Actualizado el 18 de septiembre de 2026

La vocazione e la fondazione

San Radulfo era un prete vissuto nel secolo XII a cui era stata affidata una parrocchia nel proprio paese natale di Merston, in Inghilterra. Nel corso di un viaggio di ritorno dall'Italia, ebbe la grazia di fermarsi nell'abbazia di Clairvaux, dove conobbe San Bernardo e la sua comunità. Fortemente entusiasmato dallo stile di vita religiosa dei cistercensi, decise di non abbandonare quel luogo e chiese di poter diventare novizio nel monastero. Poco tempo dopo aver pronunciato i suoi voti, nel anno 1132, venne inviato dallo stesso San Bernardo a fondare l'abbazia di Vaucelles. Il santo intraprese questo viaggio insieme a san Riccardo e ad altri monaci, raggiungendo il territorio della diocesi di Cambrai, nel comune di Rues-des-Vignes. La fondazione dell'abbazia, in origine chiamata Notre-Dame de Vaucelles, fu dunque voluta direttamente da San Bernardo, e San Radulfo ne divenne il primo abate e il principale protagonista della sua costruzione.

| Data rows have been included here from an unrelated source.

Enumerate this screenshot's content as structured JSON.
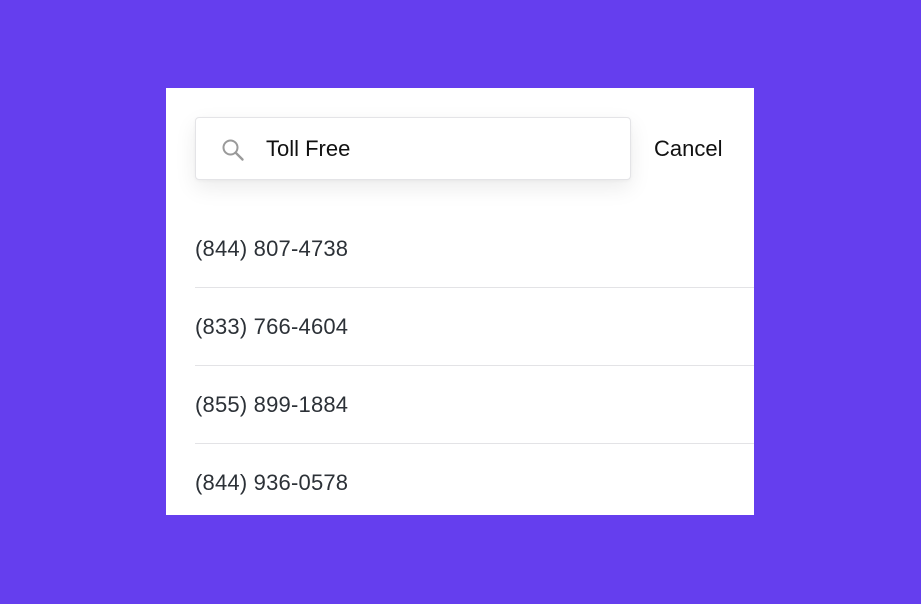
{
  "search": {
    "value": "Toll Free",
    "icon": "search-icon",
    "cancel_label": "Cancel"
  },
  "results": [
    "(844) 807-4738",
    "(833) 766-4604",
    "(855) 899-1884",
    "(844) 936-0578"
  ],
  "colors": {
    "background": "#653EEE",
    "panel": "#FFFFFF",
    "text": "#2C3137",
    "divider": "#E3E3E6",
    "icon": "#9A9A9A"
  }
}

La chiesa dell'abbazia venne solennemente consacrata nel anno 1149 da Sansone, vescovo di Reims, segnando una tappa fondamentale per la crescita del complesso, che vanta tra le sue mura la più grande chiesa abbaziale cistercense al mondo.

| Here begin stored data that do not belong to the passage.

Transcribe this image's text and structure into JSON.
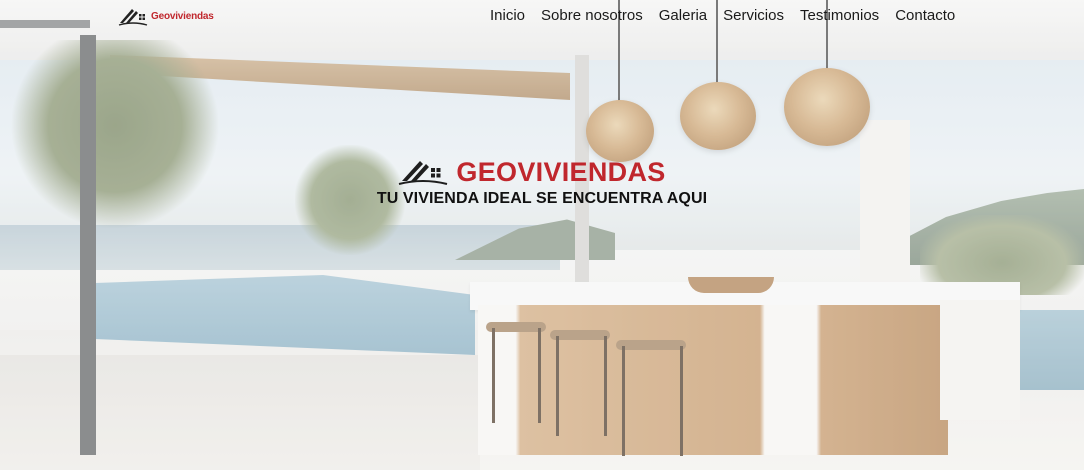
{
  "header": {
    "logo_text": "Geoviviendas",
    "nav": [
      {
        "label": "Inicio"
      },
      {
        "label": "Sobre nosotros"
      },
      {
        "label": "Galeria"
      },
      {
        "label": "Servicios"
      },
      {
        "label": "Testimonios"
      },
      {
        "label": "Contacto"
      }
    ]
  },
  "hero": {
    "brand_title": "GEOVIVIENDAS",
    "tagline": "TU VIVIENDA IDEAL SE ENCUENTRA AQUI"
  },
  "colors": {
    "brand_red": "#c0272d",
    "nav_text": "#1a1a1a",
    "tagline_text": "#111111"
  },
  "icons": {
    "logo_icon": "house-roof-logo-icon"
  }
}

Il governo pastorale e la carità

San Radulfo è stato considerato un modello luminoso per tutti i suoi monaci, provvedendo alla loro formazione personale attraverso la parola e l'esempio costante di una retta vita religiosa. Egli ebbe sempre a cuore anche il benessere temporale dell'abbazia, facendo sì che sotto il suo governo la comunità iniziasse a prosperare rapidamente. Su di lui viene tramandato il celebre racconto del grano, testimonianza della sua illimitata fiducia nella Provvidenza. Durante una grave carestia, infatti, riuscì a garantire la sussistenza a una grande quantità di poveri. Quando le scorte di grano diminuivano e gli veniva consigliata prudenza nelle elargizioni, egli rispondeva con ferma generosità che avrebbe sfamato tutti gli sfortunati presenti fino a esaurimento del grano. Affermava inoltre che, se il cereale non fosse bastato, non avrebbe esitato a nutrire gli affamati persino con il bestiame dell'abbazia. Alla sua morte, sopraggiunta dopo venti anni di governo abbaziale, la comunità religiosa era ormai formata da oltre duecento monaci, segno tangibile del fecondo lavoro spirituale compiuto.

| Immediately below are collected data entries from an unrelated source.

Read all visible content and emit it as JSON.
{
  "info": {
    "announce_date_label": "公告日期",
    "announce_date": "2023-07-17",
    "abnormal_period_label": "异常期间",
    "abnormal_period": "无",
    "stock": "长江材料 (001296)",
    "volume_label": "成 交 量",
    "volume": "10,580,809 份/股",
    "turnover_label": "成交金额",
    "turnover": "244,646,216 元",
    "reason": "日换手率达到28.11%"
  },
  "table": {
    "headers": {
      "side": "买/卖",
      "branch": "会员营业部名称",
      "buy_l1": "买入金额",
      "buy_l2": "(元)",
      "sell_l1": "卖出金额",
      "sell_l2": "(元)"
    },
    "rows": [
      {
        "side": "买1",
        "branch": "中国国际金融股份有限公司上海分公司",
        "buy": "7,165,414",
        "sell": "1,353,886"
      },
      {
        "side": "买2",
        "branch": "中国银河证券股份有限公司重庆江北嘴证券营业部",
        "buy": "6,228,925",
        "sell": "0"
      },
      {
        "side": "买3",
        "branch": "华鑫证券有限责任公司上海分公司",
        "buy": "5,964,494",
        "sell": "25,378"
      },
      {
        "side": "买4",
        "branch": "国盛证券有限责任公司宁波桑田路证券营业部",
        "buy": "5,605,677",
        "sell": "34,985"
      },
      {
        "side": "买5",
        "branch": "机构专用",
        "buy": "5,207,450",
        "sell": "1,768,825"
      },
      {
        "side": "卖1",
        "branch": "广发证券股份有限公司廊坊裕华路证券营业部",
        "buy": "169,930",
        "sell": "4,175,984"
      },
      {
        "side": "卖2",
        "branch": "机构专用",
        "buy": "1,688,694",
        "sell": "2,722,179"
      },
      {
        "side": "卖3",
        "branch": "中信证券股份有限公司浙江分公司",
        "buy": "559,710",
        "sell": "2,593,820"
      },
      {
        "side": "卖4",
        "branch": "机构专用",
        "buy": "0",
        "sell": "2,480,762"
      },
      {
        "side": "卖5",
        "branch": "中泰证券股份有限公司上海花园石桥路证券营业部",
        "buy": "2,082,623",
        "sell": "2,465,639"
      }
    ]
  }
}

Le reliquie e la memoria storica

Dopo la sua pia dipartita, San Radulfo fu originariamente sepolto nella sala del capitolo del monastero di Vaucelles. Successivamente, in seguito alle disposizioni del concilio lateranense, il suo corpo fu oggetto di una solenne traslazione nel chiostro, collocato vicino alla porta dell'abbazia. Insieme alle sue spoglie furono traslate anche quelle di san Riccardo, che era stato il secondo abate della comunità, e di Nicola, terzo abate del monastero. Questo pio trasferimento fu compiuto dall'abate Adelgo, il quale resse le sorti del complesso monastico tra gli anni 1166 e 1181. La storia di questo insigne luogo di preghiera conobbe nei secoli successivi alterne vicende, fino a quando la stessa abbazia venne soppressa nel anno 1790. Ciononostante, la memoria della sua santità e delle sue virtù è rimasta viva nella tradizione, trovando il suo culmine nel Menologio Cistercense, dove la festa per San Radulfo è fissata stabilmente nel giorno trenta dicembre.

Preguntas frecuentes

Quando si festeggia San Radulfo?

La festa di San Radulfo è fissata nel giorno trenta dicembre secondo il Menologio Cistercense.